The performance cost of particle lights is almost completely dependent on how much overdraw on the screen they cause. Overdraw comes from the number of lights times the number of pixels affected.

The general strategy when setting up particle lights is to have a very small number of large particle lights, and a larger number of small particle lights. It is important to tweak and profile with the ProfileGPU console command as the cost of particle lights can easily get out of hand. The cost shows up under Lights .

For reference, here are some still images of the above animations with just the Particle Lights emitters.

PL_system_01_still.png PL_system_02_still.png

In this first image, the particle lights are used to accent an already solid particle system, making the sparks and flare feel more physical. Further, very few particle lights exist at any given moment. In the second image, the lights add volume and position to the system, but uses far more particle lights to achieve the effect (over 200).


Adding lights to a particle system is very straight forward:

  1. Open a particle system in Cascade.

  2. Right Click anywhere on the emitter on which you want to have the lights.

  3. Mouse down in the module list to Light -> Light .

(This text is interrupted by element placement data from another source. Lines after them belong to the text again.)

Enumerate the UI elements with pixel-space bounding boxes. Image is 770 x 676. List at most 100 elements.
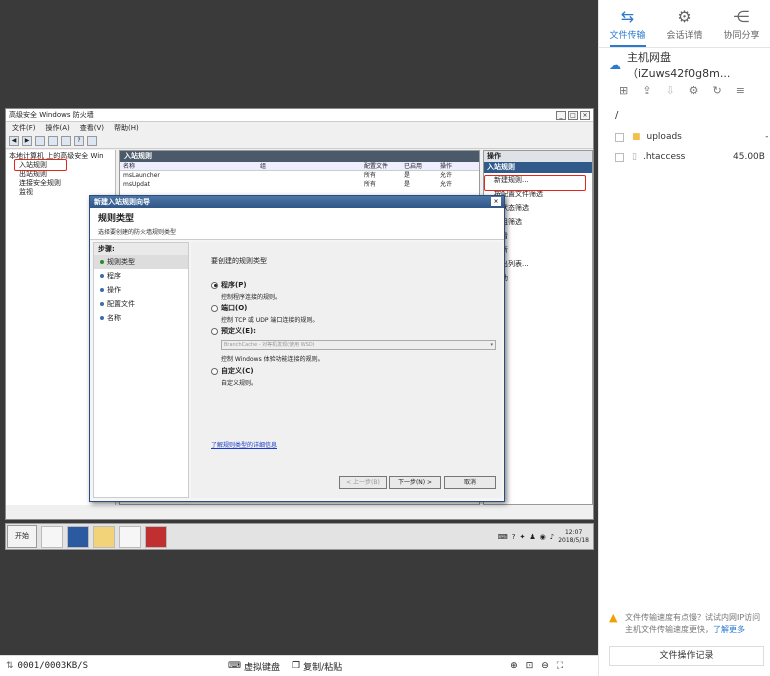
radio-program[interactable] xyxy=(211,281,218,289)
folder-icon[interactable] xyxy=(35,136,45,146)
menu-view[interactable]: 查看(V) xyxy=(80,123,104,133)
refresh-icon[interactable]: ↻ xyxy=(713,84,722,97)
highlight-new-rule xyxy=(484,175,586,191)
table-row[interactable]: msUpdat 所有 是 允许 xyxy=(120,180,479,189)
clipboard-icon[interactable]: ❐ xyxy=(292,661,300,671)
new-folder-icon[interactable]: ⊞ xyxy=(619,84,628,97)
file-name: .htaccess xyxy=(642,152,686,162)
radio-custom[interactable] xyxy=(211,367,218,375)
wizard-steps: 步骤: 规则类型 程序 操作 配置文件 名称 xyxy=(93,242,189,498)
col-enabled[interactable]: 已启用 xyxy=(404,162,440,170)
network-icon[interactable] xyxy=(119,525,141,548)
browser-icon[interactable]: ◉ xyxy=(540,533,546,541)
menu-action[interactable]: 操作(A) xyxy=(46,123,70,133)
maximize-button[interactable]: □ xyxy=(568,110,578,120)
zoom-out-icon[interactable]: ⊖ xyxy=(541,661,549,671)
virtual-keyboard-button[interactable]: 虚拟键盘 xyxy=(244,660,280,673)
keyboard-icon[interactable]: ⌨ xyxy=(228,661,241,671)
predefined-select[interactable]: BranchCache - 对等机发现(使用 WSD) xyxy=(221,340,496,350)
step-dot-icon xyxy=(100,288,104,292)
tree-item-outbound[interactable]: 出站规则 xyxy=(9,170,112,179)
step-rule-type[interactable]: 规则类型 xyxy=(94,255,188,269)
tab-share[interactable]: ⋲ 协同分享 xyxy=(713,0,770,47)
option-label: 端口(O) xyxy=(221,304,248,312)
file-checkbox[interactable] xyxy=(615,132,624,142)
list-icon[interactable] xyxy=(48,136,58,146)
step-name[interactable]: 名称 xyxy=(94,311,188,325)
gear-icon: ⚙ xyxy=(677,7,692,26)
rule-type-question: 要创建的规则类型 xyxy=(211,257,267,265)
step-program[interactable]: 程序 xyxy=(94,269,188,283)
col-profile[interactable]: 配置文件 xyxy=(364,162,404,170)
zoom-fit-icon[interactable]: ⊡ xyxy=(526,661,534,671)
settings-icon[interactable]: ⚙ xyxy=(689,84,699,97)
zoom-in-icon[interactable]: ⊕ xyxy=(510,661,518,671)
upload-icon[interactable]: ⇪ xyxy=(642,84,651,97)
col-group[interactable]: 组 xyxy=(260,162,364,170)
start-button[interactable]: 开始 xyxy=(7,525,37,548)
actions-selected[interactable]: 入站规则 xyxy=(484,162,592,173)
tray-icon[interactable]: ✦ xyxy=(520,533,526,541)
option-program[interactable]: 程序(P) 控制程序连接的规则。 xyxy=(211,280,281,301)
copy-paste-button[interactable]: 复制/粘贴 xyxy=(303,660,342,673)
option-predefined[interactable]: 预定义(E): xyxy=(211,326,256,336)
tab-session-details[interactable]: ⚙ 会话详情 xyxy=(656,0,713,47)
rule-group xyxy=(260,180,364,189)
back-icon[interactable]: ◀ xyxy=(9,136,19,146)
tree-item-connection-security[interactable]: 连接安全规则 xyxy=(9,179,112,188)
fullscreen-icon[interactable]: ⛶ xyxy=(557,661,563,671)
option-desc: 控制程序连接的规则。 xyxy=(221,294,282,301)
option-label: 自定义(C) xyxy=(221,367,254,375)
col-name[interactable]: 名称 xyxy=(120,162,260,170)
panel-icon[interactable] xyxy=(87,136,97,146)
step-action[interactable]: 操作 xyxy=(94,283,188,297)
export-icon[interactable] xyxy=(61,136,71,146)
minimize-button[interactable]: _ xyxy=(556,110,566,120)
learn-more-link[interactable]: 了解更多 xyxy=(713,625,745,634)
radio-port[interactable] xyxy=(211,304,218,312)
file-log-button[interactable]: 文件操作记录 xyxy=(609,646,764,666)
explorer-icon[interactable] xyxy=(93,525,115,548)
menu-help[interactable]: 帮助(H) xyxy=(114,123,139,133)
rule-name: msLauncher xyxy=(123,172,160,179)
server-manager-icon[interactable] xyxy=(41,525,63,548)
help-icon[interactable]: ? xyxy=(74,136,84,146)
step-dot-icon xyxy=(100,316,104,320)
forward-icon[interactable]: ▶ xyxy=(22,136,32,146)
list-item[interactable]: ■ uploads - xyxy=(599,127,770,147)
powershell-icon[interactable] xyxy=(67,525,89,548)
download-icon[interactable]: ⇩ xyxy=(665,84,674,97)
remote-desktop[interactable]: 高级安全 Windows 防火墙 _ □ × 文件(F) 操作(A) 查看(V)… xyxy=(0,0,598,655)
cancel-button[interactable]: 取消 xyxy=(444,476,496,489)
user-icon[interactable]: ♟ xyxy=(529,533,535,541)
clock-time: 12:07 xyxy=(564,528,583,536)
option-custom[interactable]: 自定义(C) 自定义规则。 xyxy=(211,366,257,387)
keyboard-icon[interactable]: ⌨ xyxy=(498,533,508,541)
next-button[interactable]: 下一步(N) > xyxy=(389,476,441,489)
learn-more-link[interactable]: 了解规则类型的详细信息 xyxy=(211,440,277,449)
steps-header: 步骤: xyxy=(94,243,188,255)
back-button[interactable]: < 上一步(B) xyxy=(339,476,387,489)
radio-predefined[interactable] xyxy=(211,327,218,335)
firewall-icon[interactable] xyxy=(145,525,167,548)
file-checkbox[interactable] xyxy=(615,152,624,162)
wizard-close-button[interactable]: × xyxy=(491,197,501,206)
windows-taskbar: 开始 ⌨ ? ✦ ♟ ◉ ♪ 12:07 2018/5/18 xyxy=(5,523,594,550)
host-drive-title: 主机网盘（iZuws42f0g8m... xyxy=(627,51,731,80)
sort-icon[interactable]: ≡ xyxy=(736,84,745,97)
wizard-header: 规则类型 选择要创建的防火墙规则类型 xyxy=(90,208,504,240)
volume-icon[interactable]: ♪ xyxy=(550,533,554,541)
col-action[interactable]: 操作 xyxy=(440,162,479,170)
close-button[interactable]: × xyxy=(580,110,590,120)
bottom-bar: ⇅ 0001/0003KB/S ⌨ 虚拟键盘 ❐ 复制/粘贴 ⊕ ⊡ ⊖ ⛶ xyxy=(0,655,598,676)
table-row[interactable]: msLauncher 所有 是 允许 xyxy=(120,171,479,180)
option-port[interactable]: 端口(O) 控制 TCP 或 UDP 端口连接的规则。 xyxy=(211,303,318,324)
tab-file-transfer[interactable]: ⇆ 文件传输 xyxy=(599,0,656,47)
help-icon[interactable]: ? xyxy=(512,533,516,541)
file-transfer-icon: ⇆ xyxy=(620,7,635,26)
transfer-speed: 0001/0003KB/S xyxy=(17,661,88,671)
clock[interactable]: 12:07 2018/5/18 xyxy=(558,529,589,545)
list-item[interactable]: ▯ .htaccess 45.00B xyxy=(599,147,770,167)
menu-file[interactable]: 文件(F) xyxy=(12,123,36,133)
step-profile[interactable]: 配置文件 xyxy=(94,297,188,311)
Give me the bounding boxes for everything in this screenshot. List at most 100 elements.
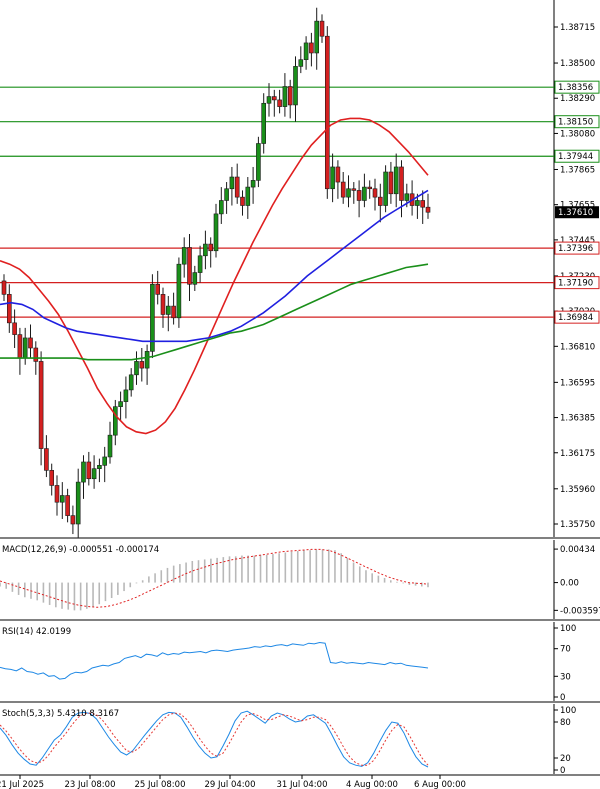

  4. Setup your new light module.

Remember: the Light module can only be used on CPU particles, so none of the GPU particles will work with it. You would not break the system adding the module to a GPU emitter, but it will not do anything and you will have a giant red X over the module in the list.





Use Inverse Squared Falloff

If enabled, Light Exponent will be ignored in favor of having a more realistic falloff based on the radius of the light.

Affects Translucency

When enabled, each particle light will affect lit translucency. This is useful for the emissive trail of a rocket passing through smoke. This property adds significant cost to each particle that is rendered with it, so it is recommended to only have a few particles with this setting enabled.

Preview Light Radius

In the Preview window this will show the radius of the lights in wireframe spheres.

Spawn Fraction

Defines what percentage of particles should have lights attached to them. 1.0 is all particles, 0.5 is half of the particles, and 0.1 is 10% of the particles. Use this for reducing cost when optimizing.

Color Scale Over Life

Like Radius Scale, this multiplies the color of the light by the values entered here to offset the color of the light based on the color of the particle.

Brightness Over Life

Allows you to change the brightness of the light over its lifetime.

Radius Scale

This is a multiplier that defines the range of the light based on the size of the particle. A particle that is scaled by 1 on the X axis will have a radius equal to the Radius Scale but a particle with a scale of 10 on its X axis will have a radius of 10 times the Radius Scale .

Light Exponent

If Use Inverse Squared Falloff is disabled, then this will control the falloff of the light, higher numbers result in a more gradual falloff as light approaches the light radius where as lower numbers will result in a sudden drop off of the light near the light radius.